Der „Herzog von Braunschweig“ war der erste Marsch, den Peter Hilgers gelernt hatte. Er und sein Bruder Heinz sowie Helmut Heister, Tim und Christoph Grytz gehören zu den fünf Aktiven, die in Stolberg einmal beheimatet waren und in diesem besonderen Orchester jetzt mitwirken. Letzterer spielte das Tuba-Solo in der Cavatine aus dem „Barbier von Sevilla“. Aus dem reichen Repertoire von Josef und Johann Strauß präsentierten die mehr als 40 qualifizierten und engagierten Musiker den Dynamiden- und Kaiserwalzer sowie die Pizzicato-Polka und ließen das traditionelle Neujahrskonzert aus dem Großen Wiener Musikvereinssaal in Stolberg lebendig werden. Vor der Pause gab es noch Musik des amerikanischen Komponisten George Gershwin, dessen Gespür für symphonische Melodien das Polizeiorchester glaubhaft zum Ausdruck brachte. Zu Recht gilt er als einer der besten Musiker des 20. Jahrhunderts. Es war ein genussvolles Zuhören. Im zweiten Teil präsentierten die Damen und Herren Klassisches von Giacomo Rossini, Richard Wagner und Edvard Grieg.

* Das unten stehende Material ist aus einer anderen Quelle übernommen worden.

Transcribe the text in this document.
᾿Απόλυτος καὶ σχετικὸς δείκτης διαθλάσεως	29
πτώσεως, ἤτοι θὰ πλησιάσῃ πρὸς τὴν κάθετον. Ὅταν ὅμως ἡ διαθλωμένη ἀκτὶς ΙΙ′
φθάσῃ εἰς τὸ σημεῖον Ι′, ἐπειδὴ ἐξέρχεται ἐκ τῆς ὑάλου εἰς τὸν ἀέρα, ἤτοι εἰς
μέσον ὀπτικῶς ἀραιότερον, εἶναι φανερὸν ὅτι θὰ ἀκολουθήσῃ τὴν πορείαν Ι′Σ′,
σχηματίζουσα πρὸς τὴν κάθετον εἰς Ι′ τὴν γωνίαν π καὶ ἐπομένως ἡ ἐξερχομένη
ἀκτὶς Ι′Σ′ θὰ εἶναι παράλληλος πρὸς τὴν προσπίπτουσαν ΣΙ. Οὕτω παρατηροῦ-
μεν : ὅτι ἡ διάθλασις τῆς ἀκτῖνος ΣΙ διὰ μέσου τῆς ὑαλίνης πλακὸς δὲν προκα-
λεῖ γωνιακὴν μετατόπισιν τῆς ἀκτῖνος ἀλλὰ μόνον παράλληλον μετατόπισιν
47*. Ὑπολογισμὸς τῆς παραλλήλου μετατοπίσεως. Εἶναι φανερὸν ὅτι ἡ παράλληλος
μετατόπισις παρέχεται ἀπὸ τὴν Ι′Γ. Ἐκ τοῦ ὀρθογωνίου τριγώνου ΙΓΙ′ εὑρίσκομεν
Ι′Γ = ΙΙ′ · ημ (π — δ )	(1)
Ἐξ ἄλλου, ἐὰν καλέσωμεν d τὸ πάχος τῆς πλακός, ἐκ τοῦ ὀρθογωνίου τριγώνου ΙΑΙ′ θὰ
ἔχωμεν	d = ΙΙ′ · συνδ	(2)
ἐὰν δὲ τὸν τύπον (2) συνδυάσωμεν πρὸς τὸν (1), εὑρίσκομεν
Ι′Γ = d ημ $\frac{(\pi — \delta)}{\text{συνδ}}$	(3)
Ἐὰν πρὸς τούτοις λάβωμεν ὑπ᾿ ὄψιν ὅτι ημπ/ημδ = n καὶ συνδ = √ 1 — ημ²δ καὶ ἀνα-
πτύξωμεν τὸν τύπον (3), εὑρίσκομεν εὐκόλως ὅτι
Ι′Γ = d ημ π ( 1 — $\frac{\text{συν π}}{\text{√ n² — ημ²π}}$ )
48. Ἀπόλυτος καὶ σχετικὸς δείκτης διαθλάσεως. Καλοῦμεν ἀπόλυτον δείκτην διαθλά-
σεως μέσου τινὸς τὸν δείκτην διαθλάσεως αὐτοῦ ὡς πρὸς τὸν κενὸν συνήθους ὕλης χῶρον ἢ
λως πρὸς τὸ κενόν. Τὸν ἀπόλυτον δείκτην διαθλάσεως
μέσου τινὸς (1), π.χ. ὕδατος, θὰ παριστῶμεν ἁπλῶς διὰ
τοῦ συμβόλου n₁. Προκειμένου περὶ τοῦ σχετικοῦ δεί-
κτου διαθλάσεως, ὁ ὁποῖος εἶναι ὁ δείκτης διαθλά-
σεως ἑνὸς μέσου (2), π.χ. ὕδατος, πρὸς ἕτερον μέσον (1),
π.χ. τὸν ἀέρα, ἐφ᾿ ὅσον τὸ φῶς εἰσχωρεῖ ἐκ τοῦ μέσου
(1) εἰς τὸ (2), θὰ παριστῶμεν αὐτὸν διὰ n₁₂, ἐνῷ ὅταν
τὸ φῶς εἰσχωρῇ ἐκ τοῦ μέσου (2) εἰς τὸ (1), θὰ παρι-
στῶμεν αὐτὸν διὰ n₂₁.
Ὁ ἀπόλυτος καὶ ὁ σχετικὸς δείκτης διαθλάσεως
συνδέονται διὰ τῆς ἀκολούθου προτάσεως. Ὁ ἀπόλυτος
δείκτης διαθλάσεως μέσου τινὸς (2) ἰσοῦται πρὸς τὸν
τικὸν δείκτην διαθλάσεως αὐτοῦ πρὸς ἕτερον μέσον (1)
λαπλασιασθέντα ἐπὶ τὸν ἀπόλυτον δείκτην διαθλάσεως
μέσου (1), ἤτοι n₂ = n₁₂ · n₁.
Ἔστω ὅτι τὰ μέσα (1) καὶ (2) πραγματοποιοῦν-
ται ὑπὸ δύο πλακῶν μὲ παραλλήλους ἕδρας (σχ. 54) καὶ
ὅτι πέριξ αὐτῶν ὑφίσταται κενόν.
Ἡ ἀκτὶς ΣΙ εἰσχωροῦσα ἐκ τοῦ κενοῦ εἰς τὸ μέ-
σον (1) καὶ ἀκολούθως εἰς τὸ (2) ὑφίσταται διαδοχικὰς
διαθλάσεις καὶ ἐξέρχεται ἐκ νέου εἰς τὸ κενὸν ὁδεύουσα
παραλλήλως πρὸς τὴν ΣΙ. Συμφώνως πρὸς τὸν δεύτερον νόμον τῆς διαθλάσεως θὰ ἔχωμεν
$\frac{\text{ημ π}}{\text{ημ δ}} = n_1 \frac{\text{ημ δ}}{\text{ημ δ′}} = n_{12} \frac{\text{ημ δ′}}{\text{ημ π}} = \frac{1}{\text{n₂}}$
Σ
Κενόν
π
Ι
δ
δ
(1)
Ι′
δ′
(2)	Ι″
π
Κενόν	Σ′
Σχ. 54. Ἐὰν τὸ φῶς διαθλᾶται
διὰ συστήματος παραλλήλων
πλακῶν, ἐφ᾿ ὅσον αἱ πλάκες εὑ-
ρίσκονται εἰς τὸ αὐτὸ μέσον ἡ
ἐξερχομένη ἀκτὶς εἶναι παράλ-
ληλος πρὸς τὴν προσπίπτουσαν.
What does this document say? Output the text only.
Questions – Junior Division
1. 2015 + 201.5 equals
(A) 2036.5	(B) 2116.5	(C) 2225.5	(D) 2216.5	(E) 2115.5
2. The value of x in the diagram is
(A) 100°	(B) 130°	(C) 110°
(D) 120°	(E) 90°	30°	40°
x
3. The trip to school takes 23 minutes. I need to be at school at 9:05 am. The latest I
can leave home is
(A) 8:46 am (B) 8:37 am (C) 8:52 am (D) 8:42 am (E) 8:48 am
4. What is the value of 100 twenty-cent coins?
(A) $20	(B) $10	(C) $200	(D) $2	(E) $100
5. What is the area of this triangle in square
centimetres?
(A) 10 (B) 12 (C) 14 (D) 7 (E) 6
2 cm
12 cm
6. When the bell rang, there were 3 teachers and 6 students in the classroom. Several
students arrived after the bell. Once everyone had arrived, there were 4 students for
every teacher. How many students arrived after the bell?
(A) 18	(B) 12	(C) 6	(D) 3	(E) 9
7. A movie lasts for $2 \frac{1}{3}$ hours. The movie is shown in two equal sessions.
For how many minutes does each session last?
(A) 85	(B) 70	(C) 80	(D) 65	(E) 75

Zu den bekanntesten Stücken zählten die Figaro-Cavatine aus dem „Barbier von Sevilla“, der Einzug der Gäste aus „Tannhäuser“ und die aus der Werbung bekannte „Morgenstimmung“. Freunde von Blues und Dixieland kamen mit „South Rampart Street Parade“ von Ray Bauduc voll auf ihre Kosten. Wahre Begeisterungsstürme von Seiten der Zuhörer taten sich auf, und es gab Standing Ovations ohne Ende. Als Zugaben erklangen zwei Militärmärsche, darunter der Radetzky-Marsch, der nicht nur traditionell das Neujahrskonzert der Wiener Philharmoniker beendet, sondern auch das Benefizkonzert in Stolberg.

Bürgermeister Dr. Grüttemeier war stolz auf diese Veranstaltung und bedankte sich bei allen Ehrenamtlern, die für einen reibungslosen Ablauf gesorgt hatten.    

Auch die unbegleiteten Flüchtlinge halfen in der Pause mit und bewirteten die Gäste.